訪問介護には、利用者の買い物を代行するサービスがあります。
いつもは重いものや大きいものだけ買い物を頼んでいた高齢者。ある日、普段なら頼まないようなものまでヘルパーに買い物をお願いします。
体調不良かと心配するヘルパーですが……その理由はスマホでのキャッシュレスでした。
ここ数年でスマホ決済は当たり前になりましたね。私もコロナの流行がきっかけで始めました。介護従事者としては非接触がとてもありがたいのです。
訪問介護の利用者さんの中にも、スマホ決済を使っている方がいます。でもそのような方は本当に稀で、始めてもすぐに利用をやめてしまうような方がほとんどです。
慣れない操作は、ときに高齢者にとって大きなストレスになります。きっと、慣れた現金払いの方が楽なのでしょうね。
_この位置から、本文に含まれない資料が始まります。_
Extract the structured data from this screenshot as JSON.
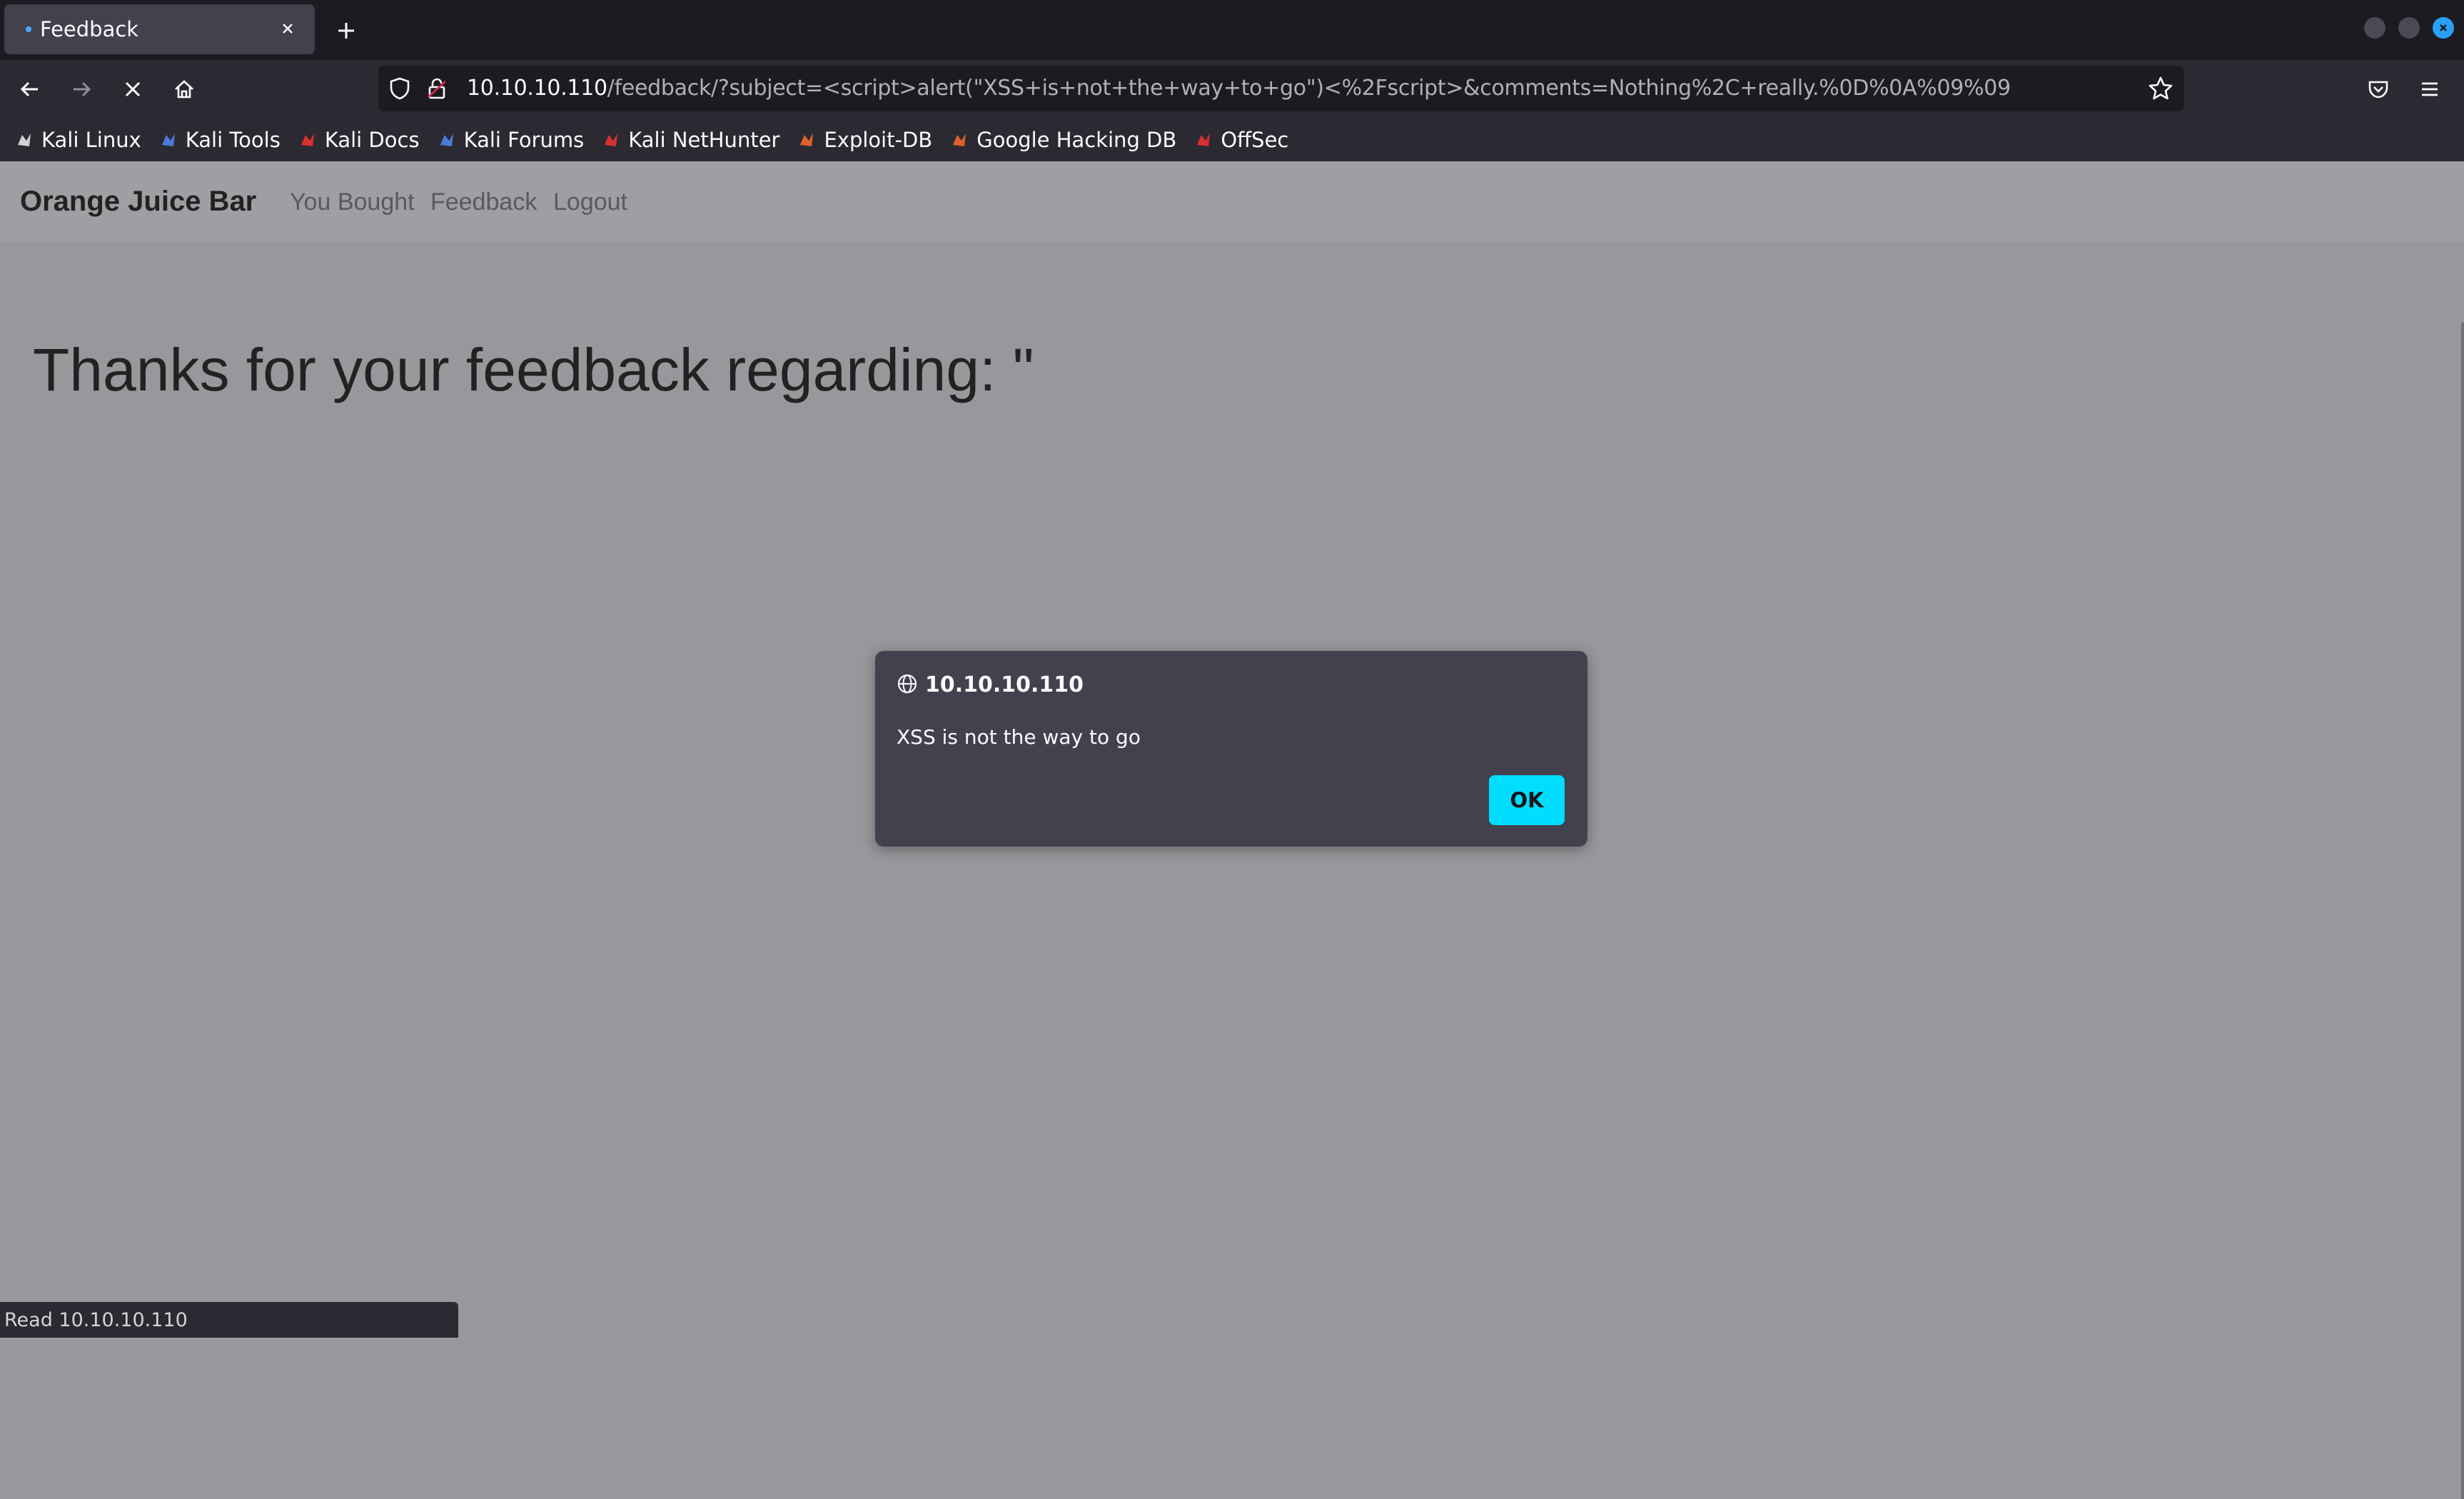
{
  "browser": {
    "tab": {
      "title": "Feedback"
    },
    "url": {
      "host": "10.10.10.110",
      "path": "/feedback/?subject=<script>alert(\"XSS+is+not+the+way+to+go\")<%2Fscript>&comments=Nothing%2C+really.%0D%0A%09%09"
    },
    "bookmarks": [
      {
        "label": "Kali Linux",
        "icon": "kali-dragon-icon",
        "color": "#cfcfd4"
      },
      {
        "label": "Kali Tools",
        "icon": "kali-tools-icon",
        "color": "#4b7bd8"
      },
      {
        "label": "Kali Docs",
        "icon": "kali-docs-icon",
        "color": "#d9302b"
      },
      {
        "label": "Kali Forums",
        "icon": "kali-forums-icon",
        "color": "#4b7bd8"
      },
      {
        "label": "Kali NetHunter",
        "icon": "nethunter-icon",
        "color": "#d9302b"
      },
      {
        "label": "Exploit-DB",
        "icon": "exploit-db-icon",
        "color": "#e0622b"
      },
      {
        "label": "Google Hacking DB",
        "icon": "ghdb-icon",
        "color": "#e0622b"
      },
      {
        "label": "OffSec",
        "icon": "offsec-icon",
        "color": "#d9302b"
      }
    ],
    "status": "Read 10.10.10.110"
  },
  "site": {
    "brand": "Orange Juice Bar",
    "nav": [
      "You Bought",
      "Feedback",
      "Logout"
    ],
    "heading": "Thanks for your feedback regarding: \""
  },
  "dialog": {
    "origin": "10.10.10.110",
    "message": "XSS is not the way to go",
    "ok_label": "OK"
  },
  "colors": {
    "accent": "#00ddff",
    "toolbar": "#2b2a33",
    "page_overlay": "#98989c"
  }
}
息子さんにスマホ決済をすすめられた男性の利用者さん。現金払いよりも断然得だという理由で始めましたが、次第に使わなくなったそうです。
そのことが分かったきっかけが買い物支援。いつもはトイレットペーパーや飲料水といった重たいものや大きいものだけをヘルパーに依頼するのに、その日はいつも自分で買っている食材も頼んできたのです。
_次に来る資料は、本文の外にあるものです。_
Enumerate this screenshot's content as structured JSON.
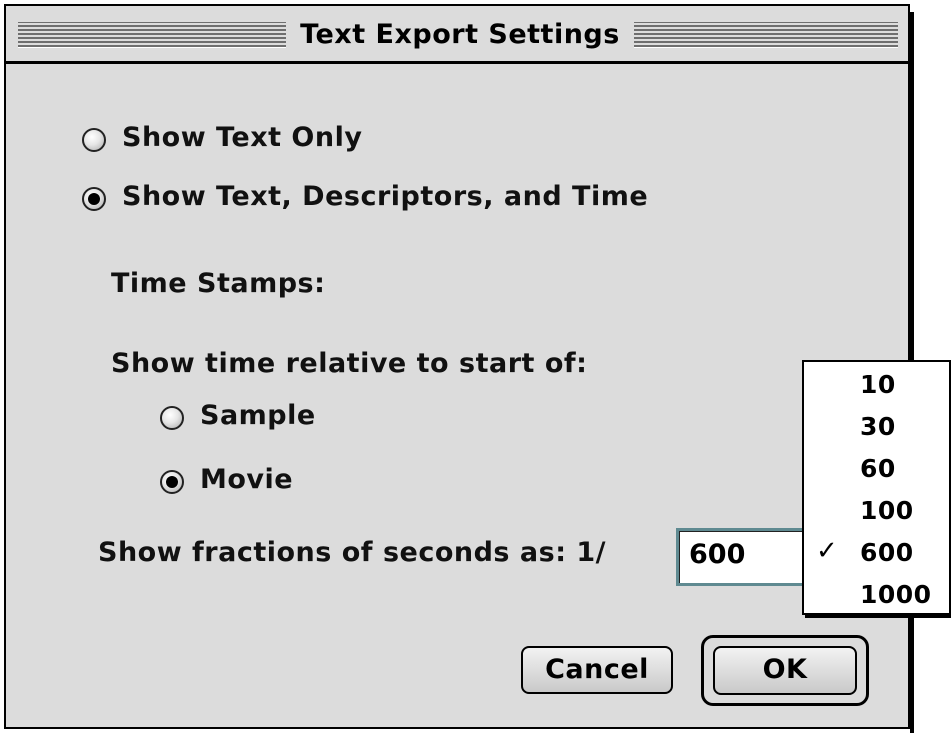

どこかケガでもされたのかなと思って聞いてみると、「生活費を全額スマホに入れたけど、残高の見方がわからず怖くて買い物ができない」とのこと。
スマホにお金は入っているのに、現金のように可視化できないから不安になってしまったようです。
利用者さんはヘルパーが使う分の現金は残していたので、その日はそのお金で買い物をしました。
また一緒にアプリの残高確認をすると、利用者さんは「こんな簡単なことだったのか!ごめんね。お騒がせして」と何度もお詫びとお礼を言ってくれました。